2 posts were split to a new topic: Why does this Return False When x = 9?
hey bros I don’t like this I am pretty sure there is an additional step being made which is not necessary and shouldn’t be there.
def is_prime(x):
if x < 2:
return False
else:
for n in range(2, x-1): #I MEAN THIS LINE RIGHT HERE
if x % n == 0:
return False
return True
print is_prime(13)
print is_prime(10)
Why is there the (-1) I don’t think it should be there. Or I am just tired and it still counts it from 0… like. Range(2)… 0, 1 and then stop at x-1 for instance 10 which would mean 9, numbers 2 to 9 that is… 1, 2, 3, 4, 5, 6, 7, 8, 9… oh god damnit I see now, somebody please confirm I understand. Wait no need to I get it.
None indicate the absence of a return value, thus no return keyword in your function is reached. Why do you expect False?
Hi, why does is_prime(15)
return True in the solution code, while 15 is not a prime number?

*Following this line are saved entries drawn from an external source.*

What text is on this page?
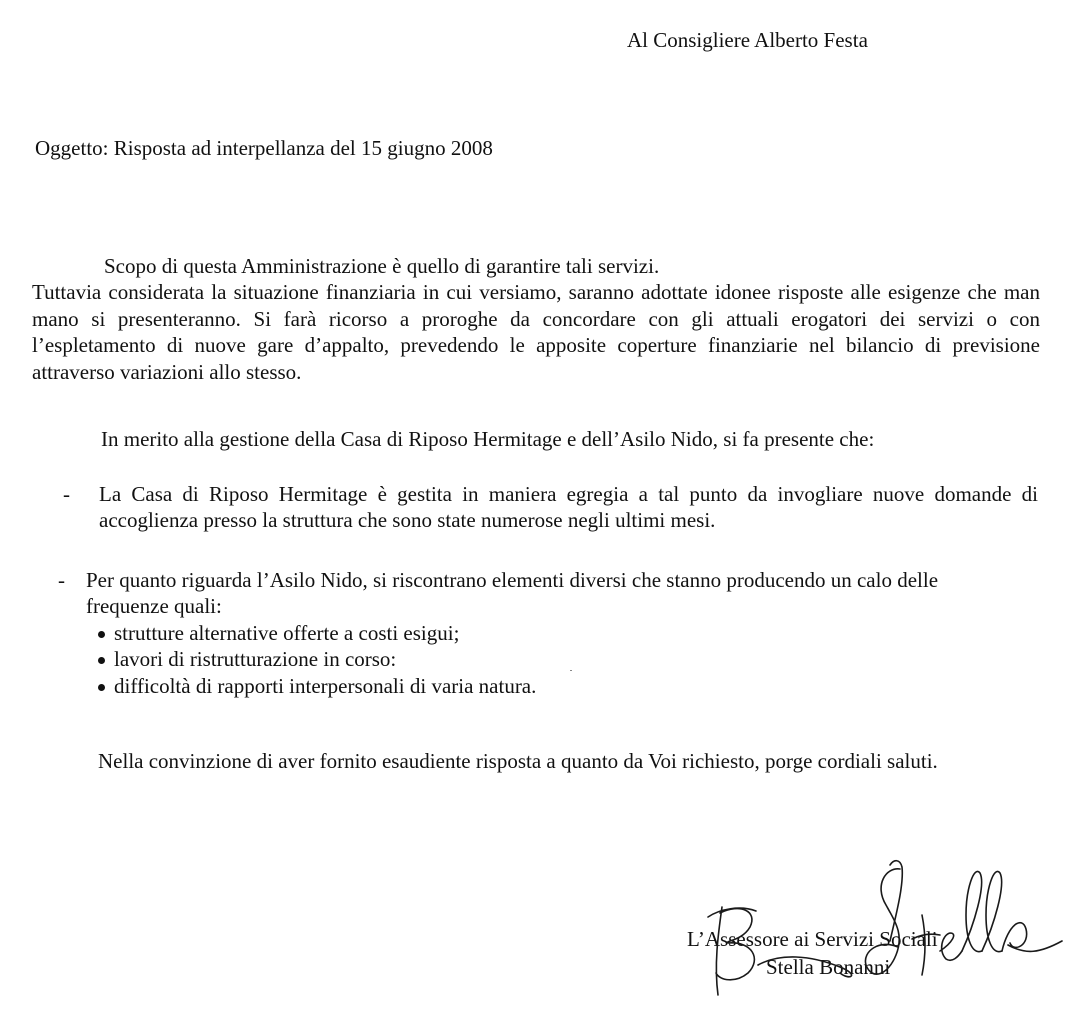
Al Consigliere Alberto Festa
Oggetto: Risposta ad interpellanza del 15 giugno 2008
Scopo di questa Amministrazione è quello di garantire tali servizi.
Tuttavia considerata la situazione finanziaria in cui versiamo, saranno adottate idonee risposte alle esigenze che man mano si presenteranno. Si farà ricorso a proroghe da concordare con gli attuali erogatori dei servizi o con l’espletamento di nuove gare d’appalto, prevedendo le apposite coperture finanziarie nel bilancio di previsione attraverso variazioni allo stesso.
In merito alla gestione della Casa di Riposo Hermitage e dell’Asilo Nido, si fa presente che:
- La Casa di Riposo Hermitage è gestita in maniera egregia a tal punto da invogliare nuove domande di accoglienza presso la struttura che sono state numerose negli ultimi mesi.
- Per quanto riguarda l’Asilo Nido, si riscontrano elementi diversi che stanno producendo un calo delle frequenze quali:
strutture alternative offerte a costi esigui;
lavori di ristrutturazione in corso:
difficoltà di rapporti interpersonali di varia natura.
Nella convinzione di aver fornito esaudiente risposta a quanto da Voi richiesto, porge cordiali saluti.
L’Assessore ai Servizi Sociali
Stella Bonanni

Can’t replicate issue, using the solution code:
def is_prime(x):
if x < 2:
return False
else:
for n in range(2, x-1):
if x % n == 0:
return False
return True
print is_prime(13)
print is_prime(10)
print is_prime(15)
i get false for 15, as expected
what is false about my code:
def is_prime(x):
for e in x:
while e==range(2,x-1):
if e % n==0:
return False
else:
return True
print is_prime(17)
print is_prime(4)
print is_prime(1)
If x
is a number, it is not iterable. Consider, do we need nested loops to solve this problem?
def is_prime(x):
if x == 2:
return True
if x < 2:
return False
else:
j = 0
for n in range (2, x):
if x % n == 0:
return False
return True
print is_prime(2)
print is_prime(3)
print is_prime(4)
print is_prime(5)
print is_prime(6)
print is_prime(7)
print is_prime(8)
print is_prime(9)
Hi, I was wondering if someone could help me solve my code’s problem with the 9 (the print statements are only to verify answers as you can see). It doesn’t count 9 as a prime and I was wondering why. lately, I have been troubled by multiples and 9 appears to persist somehow.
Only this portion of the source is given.